Monday, 11 April 2011

Final Animatic

The final version of my animatic, now complete with sound! I had to tweak the timing of my original a little to fit the music perfectly, but other than that it's essentially the same. Personally I think the music works beautifully with my story and really helps deliver the sense of joy, adventure, and (at the climax) epic drama I'm trying to convey. Credit for the score again goes to the awesome Stefan Rutherford, who you can also find here. If you're reading this, thank you very much!

Wednesday, 6 April 2011

Working With An Audio Designer

I would like to introduce the wonderful audio designer who will be working with me on my project, Stefan Rutherford! I can't even begin to express how eternally grateful I am that he's agreed to help me out with the sound, as I've never attempted to compose my own music before and fear that my first attempt wouldn't be anywhere near good enough to use in a film I hope to sell myself to industry. Thankfully this arrangement will be beneficial to both our courses, so I'm really looking forward to hearing what he comes up with!

In order to give him a proper idea of exactly what I had in mind musically I sent Stefan both my animatic and storyboards, as well as a very long email detailing the exact feel and atmosphere I wanted to achieve. I also included two examples of music/sounds that had inspired and influenced my creative process up to this point. Below I've pasted a section from the email:

"I don't know if this is necessary, but I feel I should probably tell you a bit about the story of my film and the feel I'm going for, as simple as it is. It's basically about a young girl trying to catch lightning in a bottle. She's very curious (I tried to make her design and certain actions somewhat cat-like), adventurous and naive (not really considering the dangers of trying to achieve this feat, or the fact that it should technically be impossible). She gets the idea after finding an empty bottle labelled 'Lightning in a Bottle' on the ground, and upon seeing a thunderstorm approaching above decides to try catching some lightning herself. If some other kid can do it, why can't she? Maybe she wants to experiment with it, or maybe she hopes that the lightning will give her superpowers. Maybe it's just the excitement of trying to catch something so wild and dangerous and supposedly unobtainable and she thrives off the challenge. Whatever her exact reason, I really want the story to feel like it's being driven by her child-like sense of wonder and sheer determination, like nothing can stand in her way as long as she believes she can win. I'd like the music at the start to be quieter and reflect her innocent childishness as she discovers the bottle and makes her preparations to trap the lightning, then build in suspense and drama as the kite gets snatched away by the wind and the lightning gets closer and closer. She needs to retrieve the kite before the storm passes overhead and she misses her chance. There's also the danger of the lightning striking her or the pylon as she climbs it. Once all the drama is over and she's been flung to safety behind the rock, I'd like the music to quieten down again as she peeks over tentatively to see if she's succeeded.

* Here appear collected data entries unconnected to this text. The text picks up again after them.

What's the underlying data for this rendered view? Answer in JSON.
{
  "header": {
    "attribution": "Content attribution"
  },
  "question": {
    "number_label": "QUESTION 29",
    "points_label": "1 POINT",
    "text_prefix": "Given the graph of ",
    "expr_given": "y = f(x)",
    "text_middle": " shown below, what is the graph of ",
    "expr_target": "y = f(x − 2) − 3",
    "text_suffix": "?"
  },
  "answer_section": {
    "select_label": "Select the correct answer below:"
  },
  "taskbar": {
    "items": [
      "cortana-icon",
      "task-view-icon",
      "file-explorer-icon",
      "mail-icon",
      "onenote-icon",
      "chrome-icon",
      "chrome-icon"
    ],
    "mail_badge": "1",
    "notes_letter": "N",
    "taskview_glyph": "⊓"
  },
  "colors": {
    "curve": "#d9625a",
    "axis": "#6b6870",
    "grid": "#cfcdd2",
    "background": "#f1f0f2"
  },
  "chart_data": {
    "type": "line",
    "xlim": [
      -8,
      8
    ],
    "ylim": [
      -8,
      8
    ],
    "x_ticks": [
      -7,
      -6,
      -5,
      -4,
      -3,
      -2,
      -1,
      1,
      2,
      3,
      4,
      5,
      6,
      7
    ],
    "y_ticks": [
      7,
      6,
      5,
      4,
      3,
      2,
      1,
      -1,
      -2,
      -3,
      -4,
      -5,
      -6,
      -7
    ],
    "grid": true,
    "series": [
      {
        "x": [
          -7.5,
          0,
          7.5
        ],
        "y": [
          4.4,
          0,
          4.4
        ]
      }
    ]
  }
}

The best example I can give is a piece of music called Enigma by Veigar Margeirsson. It's the music I listened to on repeat all the time I was concepting the idea and drawing up the storyboards, so I admit it's influenced me a lot... I was originally considering using it as the music for my film, but naturally I can't due to copyright. Plus it's a little too fast in places, I don't want my story to feel rushed... But hopefully it'll be a good source of inspiration.

If possible I'd also like to have some sound effects in there as well (such as thunder, lightning, and possibly wind) to emphasise the weather, especially in scenes where the shot isn't actually of the sky but just of the character's face. A good example I've found is this student animation called Clouds: I'd really like the sound effects to work with the timing of the music to give dramatic impact... But if things like strong wind can be effectively conveyed just using music, then I'm fine without there being an actual wind sound effect. Sorry, I don't really know much about these things so I'm mostly guessing... I'll leave it up to what you think works best."

As you can see it mostly reiterates what I've already repeated numerous times throughout the course of this blog, but I thought it would be useful to demonstrate my process of working with others in the industry on collaborative projects. Below you can find embedded videos of the two link given in the email.

Sunday, 27 March 2011

Let's~ Go~ Fly A Kite~

Another thing I've had absolutely no experience animating before is a flying kite, so once again, plenty of research was in order. I wanted to keep my kite design as simple as possible to avoid over-complicating the animation, so I settled for searching for the basic diamond shape kite, as well as any references I could find of kids frolicking and generally having fun flying them.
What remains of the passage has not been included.